Why you need a Human Error Investigation Program? Because it’s not optional; it’s a requirement.
If you work in the GMP regulated industry you not only need to address human error deviations because they are an inconvenience, you must do it because the regulation requires it. Oh, you don’t believe me? Let’s look at two different examples:
- The CFR – Code of Federal Regulations Title 21 Subpart B_Organization and Personnel Sec. 211.22 talks about the “Responsibilities of quality control unit.” and it states that “(a) There shall be a quality control unit that shall have the responsibility and authority to approve or reject all components, drug product containers, closures, in-process materials, packaging material, labeling, and drug products, and the authority to review production records to assure that no errors have occurred or, if errors have occurred, that they have been fully investigated…”
Now, let’s look specifically at this section of the sentence: “if errors have occurred, that they have been fully investigated, meaning until the root cause of the error is found, so no, Human Error is NOT a root cause.
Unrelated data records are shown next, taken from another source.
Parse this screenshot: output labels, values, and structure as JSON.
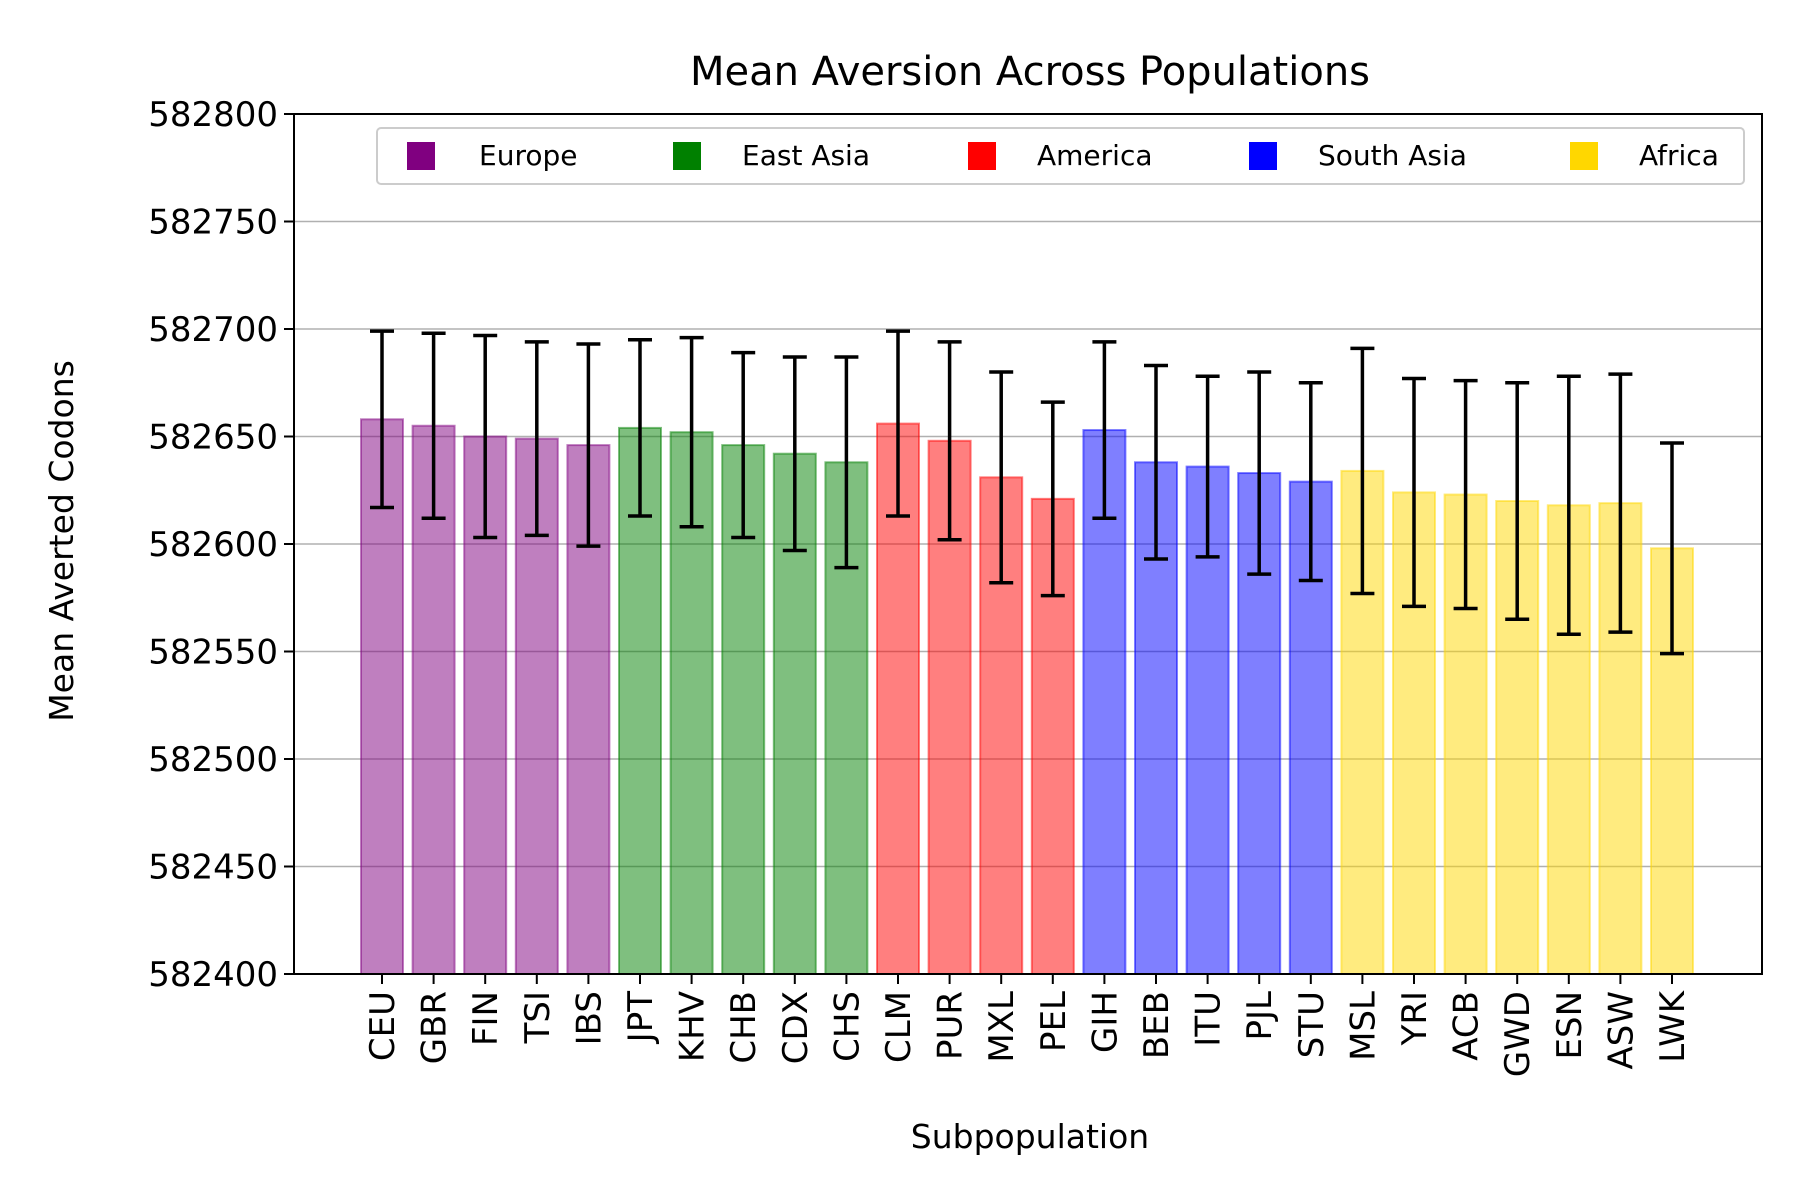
{
  "chart_data": {
    "type": "bar",
    "title": "Mean Aversion Across Populations",
    "xlabel": "Subpopulation",
    "ylabel": "Mean Averted Codons",
    "ylim": [
      582400,
      582800
    ],
    "yticks": [
      582400,
      582450,
      582500,
      582550,
      582600,
      582650,
      582700,
      582750,
      582800
    ],
    "grid": "horizontal",
    "legend_position": "top",
    "legend": [
      {
        "name": "Europe",
        "color": "#800080"
      },
      {
        "name": "East Asia",
        "color": "#008000"
      },
      {
        "name": "America",
        "color": "#ff0000"
      },
      {
        "name": "South Asia",
        "color": "#0000ff"
      },
      {
        "name": "Africa",
        "color": "#ffd700"
      }
    ],
    "categories": [
      "CEU",
      "GBR",
      "FIN",
      "TSI",
      "IBS",
      "JPT",
      "KHV",
      "CHB",
      "CDX",
      "CHS",
      "CLM",
      "PUR",
      "MXL",
      "PEL",
      "GIH",
      "BEB",
      "ITU",
      "PJL",
      "STU",
      "MSL",
      "YRI",
      "ACB",
      "GWD",
      "ESN",
      "ASW",
      "LWK"
    ],
    "groups": [
      "Europe",
      "Europe",
      "Europe",
      "Europe",
      "Europe",
      "East Asia",
      "East Asia",
      "East Asia",
      "East Asia",
      "East Asia",
      "America",
      "America",
      "America",
      "America",
      "South Asia",
      "South Asia",
      "South Asia",
      "South Asia",
      "South Asia",
      "Africa",
      "Africa",
      "Africa",
      "Africa",
      "Africa",
      "Africa",
      "Africa"
    ],
    "values": [
      582658,
      582655,
      582650,
      582649,
      582646,
      582654,
      582652,
      582646,
      582642,
      582638,
      582656,
      582648,
      582631,
      582621,
      582653,
      582638,
      582636,
      582633,
      582629,
      582634,
      582624,
      582623,
      582620,
      582618,
      582619,
      582598
    ],
    "errors": [
      41,
      43,
      47,
      45,
      47,
      41,
      44,
      43,
      45,
      49,
      43,
      46,
      49,
      45,
      41,
      45,
      42,
      47,
      46,
      57,
      53,
      53,
      55,
      60,
      60,
      49
    ]
  }
}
Still not convinced? Let’s move to number two:
- The European Commission is a little more specific when in “The Rules Governing Medicinal Products in the European Union, Volume 4, EU Guidelines for Good Manufacturing Practice for Medicinal Products for Human and Veterinary Use” in section 1.4 states that “A Pharmaceutical Quality System appropriate for the manufacture of medicinal products should ensure that: (xiv) An appropriate level of root cause analysis should be applied during the investigation of deviations, suspected product defects, and other problems…” then it continues “Where human error is suspected or identified as the cause, this should be justified having taken care to ensure that process, procedural or system-based errors or problems have not been overlooked, if present. Appropriate corrective actions and/or preventative actions (CAPAs) should be identified and taken in response to investigations. The effectiveness of such actions should be monitored and assessed, in line with Quality Risk Management principles.”
Ok, “appropriate level of root cause analysis” (fully investigate) sound familiar? And then it goes as far as to specifically say that even if there is a suspicion (hypothesis) where human error is the cause (not the root cause but a causal factor) “this should be justified” (make sense) ensuring that process, procedures and systems are to be variables that need to be factored-in when explaining human failure. Did the human fail because process weaknesses set them for failure? Do procedures provide for all information and clearly indicate critical steps and warning or cautions associated to steps? Do systems work for manufacturing or is it the other way around? These are all tough questions to ask, but most importantly answer.
So yes. To comply with this regulatory requirement a human error investigation program can now be perceived as a non-negotiable GMP requirement, but bear in mind that the spirit of the regulation is not referring only to the investigation process, but the actual results. Being able to identify the root cause of the error, correct, it, prevent ed and measure its effectiveness is not only a smart productivity and business idea; it’s your responsibility.
However, fear no more! You are not alone. In the next newsletters and blog posts, I will share how to start and get your Human Error Solutions boat sailing. I will discuss how to create your baseline metric, how to get to the real human error root cause and how to get tangible results in less than a year.
Now, do you want to fix the blame or fix the problem? I figured. Let’s get this “ship” together.